I knew there was a problem, but sadly I was too embarrassed to tell anyone, or even ask them to speak up. I lost count of the number of times someone had spoken to me and I didn’t even acknowledge them because I couldn’t hear, meanwhile I’m thinking to myself that I look like I’m ignoring them, and therefore a complete asshole. Instead of reaching out and letting others know I had this condition, I hid behind that same embarrassment and used it as a shield. To this day, I’m sure there were conversations with me where I answered a question wrong, or completely misunderstood, and that person may have thought I was aloof.

Hearing loss is a very lonely and isolating disability.

All of those struggles being bad enough, the one that came next was the trigger that finally made me realize I needed hearing aids:

I couldn’t hear the fire alarm in our building.

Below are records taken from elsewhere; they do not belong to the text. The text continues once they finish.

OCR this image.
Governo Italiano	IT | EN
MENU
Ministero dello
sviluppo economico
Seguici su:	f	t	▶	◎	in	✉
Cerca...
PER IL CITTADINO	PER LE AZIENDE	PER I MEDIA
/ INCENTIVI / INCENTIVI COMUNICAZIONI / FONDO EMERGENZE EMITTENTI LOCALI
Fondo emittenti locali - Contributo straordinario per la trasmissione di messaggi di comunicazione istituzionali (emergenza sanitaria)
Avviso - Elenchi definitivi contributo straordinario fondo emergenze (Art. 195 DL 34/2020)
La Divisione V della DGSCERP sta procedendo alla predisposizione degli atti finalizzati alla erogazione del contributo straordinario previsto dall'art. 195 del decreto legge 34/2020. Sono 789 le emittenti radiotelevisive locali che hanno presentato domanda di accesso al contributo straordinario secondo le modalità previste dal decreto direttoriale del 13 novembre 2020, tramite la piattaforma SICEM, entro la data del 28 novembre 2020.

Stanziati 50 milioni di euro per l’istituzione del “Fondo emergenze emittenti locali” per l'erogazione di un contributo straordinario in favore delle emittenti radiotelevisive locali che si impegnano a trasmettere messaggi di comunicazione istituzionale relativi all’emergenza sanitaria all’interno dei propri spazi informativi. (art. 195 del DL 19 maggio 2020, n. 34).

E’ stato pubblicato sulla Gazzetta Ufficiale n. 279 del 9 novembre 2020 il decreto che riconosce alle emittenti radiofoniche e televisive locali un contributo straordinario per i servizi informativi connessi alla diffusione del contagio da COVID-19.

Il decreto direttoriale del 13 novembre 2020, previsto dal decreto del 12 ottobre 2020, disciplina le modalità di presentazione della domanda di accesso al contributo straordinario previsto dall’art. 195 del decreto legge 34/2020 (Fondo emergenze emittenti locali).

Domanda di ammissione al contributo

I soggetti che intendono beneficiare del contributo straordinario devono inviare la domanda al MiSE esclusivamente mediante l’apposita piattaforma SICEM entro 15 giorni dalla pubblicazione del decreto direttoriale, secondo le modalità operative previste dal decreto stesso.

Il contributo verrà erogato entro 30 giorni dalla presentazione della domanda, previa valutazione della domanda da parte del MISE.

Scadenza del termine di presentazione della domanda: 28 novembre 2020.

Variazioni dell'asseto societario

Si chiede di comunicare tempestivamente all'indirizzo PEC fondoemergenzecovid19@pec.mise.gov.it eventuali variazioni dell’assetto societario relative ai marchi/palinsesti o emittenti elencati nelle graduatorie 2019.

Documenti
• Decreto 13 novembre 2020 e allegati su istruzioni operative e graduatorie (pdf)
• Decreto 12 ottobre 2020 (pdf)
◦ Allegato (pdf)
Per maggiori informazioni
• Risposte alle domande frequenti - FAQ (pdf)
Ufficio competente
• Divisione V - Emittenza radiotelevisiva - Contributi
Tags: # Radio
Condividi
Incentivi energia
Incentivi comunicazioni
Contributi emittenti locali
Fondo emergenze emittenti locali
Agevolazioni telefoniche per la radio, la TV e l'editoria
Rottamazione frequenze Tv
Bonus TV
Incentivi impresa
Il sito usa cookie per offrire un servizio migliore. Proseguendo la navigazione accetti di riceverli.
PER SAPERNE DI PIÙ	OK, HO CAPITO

My hearing loss had just become a matter of life and death, not just me missing out on things. Not only that, but untreated hearing loss can put you at higher risk of dementia due to the deterioration of the auditory neural pathways not being stimulated. Hearing loss is a very lonely and isolating disability. When everything around you is quiet and muffled, and even normally joyous sounds are no longer accessible to you, it’s even easier to sink back into your own bubble and retreat from the world.

The first time I wore my hearing aids in the evening and stepped out the back door, I was greeted by a literal orchestra of nature. I was almost brought to tears upon hearing all these things I had forgotten even existed, and rediscovering how alive everything around me was. Birds, crickets, even the cool evening breeze that previously I could only feel half the time but not hear. Like a child speaking his or her first word, it was a groundbreaking moment for me that hammered home how I shouldn’t have let my shame deter me from dealing with this for so long.

I’m not just living with this disability, I’m overcoming it. And in doing so, I’m casting off that lonely silence once and for all.